Now, she glances back over her shoulders in both directions. Looks at her phone. And I know what she’s thinking. Part of me is holding my breath beside her, expecting to see him. Sauntering up, with his tousled hair and ice-blue eyes, designer jeans rolled up to his calves. And a chameleon smile that could be whatever you need it to be.
“Hey, Aves,” he’d say. Aves. That’s what he called me. He, meaning The Professor. Ian. Though Cleo had
never said his name out loud. The Professor and his wife. Always that. Only that. It had been her idea. “Because they’re sort of well-known,” she’d said, with the kind of careful discretion The Professor valued in a mistress. And an ex-wife. Hence, the nondisclosure agreement I’d signed along with our divorce decree.

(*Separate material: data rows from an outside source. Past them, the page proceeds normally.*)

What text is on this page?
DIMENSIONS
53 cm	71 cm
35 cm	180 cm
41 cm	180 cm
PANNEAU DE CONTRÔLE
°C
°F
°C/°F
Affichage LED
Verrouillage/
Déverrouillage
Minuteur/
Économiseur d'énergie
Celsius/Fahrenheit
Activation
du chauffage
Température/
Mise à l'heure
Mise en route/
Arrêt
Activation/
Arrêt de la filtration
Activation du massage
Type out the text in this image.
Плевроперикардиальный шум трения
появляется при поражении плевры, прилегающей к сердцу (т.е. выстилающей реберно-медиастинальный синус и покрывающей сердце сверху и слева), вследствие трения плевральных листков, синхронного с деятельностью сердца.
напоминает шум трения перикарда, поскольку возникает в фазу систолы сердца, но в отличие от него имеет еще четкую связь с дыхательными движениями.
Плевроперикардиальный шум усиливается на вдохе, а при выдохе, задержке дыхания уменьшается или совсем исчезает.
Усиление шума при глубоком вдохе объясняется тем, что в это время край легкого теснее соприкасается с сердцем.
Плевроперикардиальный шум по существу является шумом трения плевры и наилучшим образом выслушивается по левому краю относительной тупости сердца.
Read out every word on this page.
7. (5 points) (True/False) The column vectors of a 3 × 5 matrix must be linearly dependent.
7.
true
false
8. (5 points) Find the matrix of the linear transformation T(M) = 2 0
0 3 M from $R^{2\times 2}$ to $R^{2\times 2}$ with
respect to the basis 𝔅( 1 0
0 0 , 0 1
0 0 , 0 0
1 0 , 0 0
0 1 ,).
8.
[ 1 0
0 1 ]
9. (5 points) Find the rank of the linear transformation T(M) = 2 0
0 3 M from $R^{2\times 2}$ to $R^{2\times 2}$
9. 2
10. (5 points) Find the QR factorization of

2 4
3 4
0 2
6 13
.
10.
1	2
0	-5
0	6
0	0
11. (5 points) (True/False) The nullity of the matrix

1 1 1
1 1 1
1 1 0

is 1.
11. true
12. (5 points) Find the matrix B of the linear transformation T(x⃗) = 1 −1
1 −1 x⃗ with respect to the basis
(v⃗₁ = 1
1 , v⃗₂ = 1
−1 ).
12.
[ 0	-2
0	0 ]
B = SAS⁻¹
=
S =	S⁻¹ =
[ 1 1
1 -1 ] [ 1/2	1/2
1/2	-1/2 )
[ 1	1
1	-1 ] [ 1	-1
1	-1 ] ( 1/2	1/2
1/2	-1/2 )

The dogs bound down the beach, barking at seagulls, and the man follows. Shrieking, the birds take to the air, scatter, and disappear in the fog.
Cleo is alone. And I wonder how long she’ll wait.
She examines her phone once more, removes a book from her bag, and settles in against the sand for the long haul. Waiting, after all, is the task of a mistress. And an ex-wife. Who knew we had so much in common? I snap a single photo of her this way. Relaxed and in profile. I want to remember her before. Before she knows what I know.
Ian is dead.
Kate too.
The permanent kind of inertia.
A sudden ring cracks the stillness like a whip, and Cleo jerks her head toward the sound of it. Me. And my pocket.
I stumble backward, juggling the camera, and fumble for my phone, answering the unknown number with a curt hello as I duck behind the twisted limb of a cypress. And just like that I’m back in my kitchen, caught and bleeding and breathing hard. The cut on my finger throbs under the bandage like a heartbeat.
“Hey. It’s me. You sound weird.” Luke’s voice, warm as it is, chills me like a spray of ocean water down my back. He never calls when he’s working. It’s a rule. Technically, one of mine, not Luke’s. Rules I assemble around my heart like iron bars. Though a quickie on his lunch break is perfectly legal. “Are you at your office?”
“Uh . . .”
Cleo’s gaze lingers on the spot where I’d stood. I want to hold the lens up, examine her face, but it’s too risky. Instead, I start walking away. “I went out for a bit. Why?”
“We need to talk.” Four little words. Cursed words. Where have I heard them before?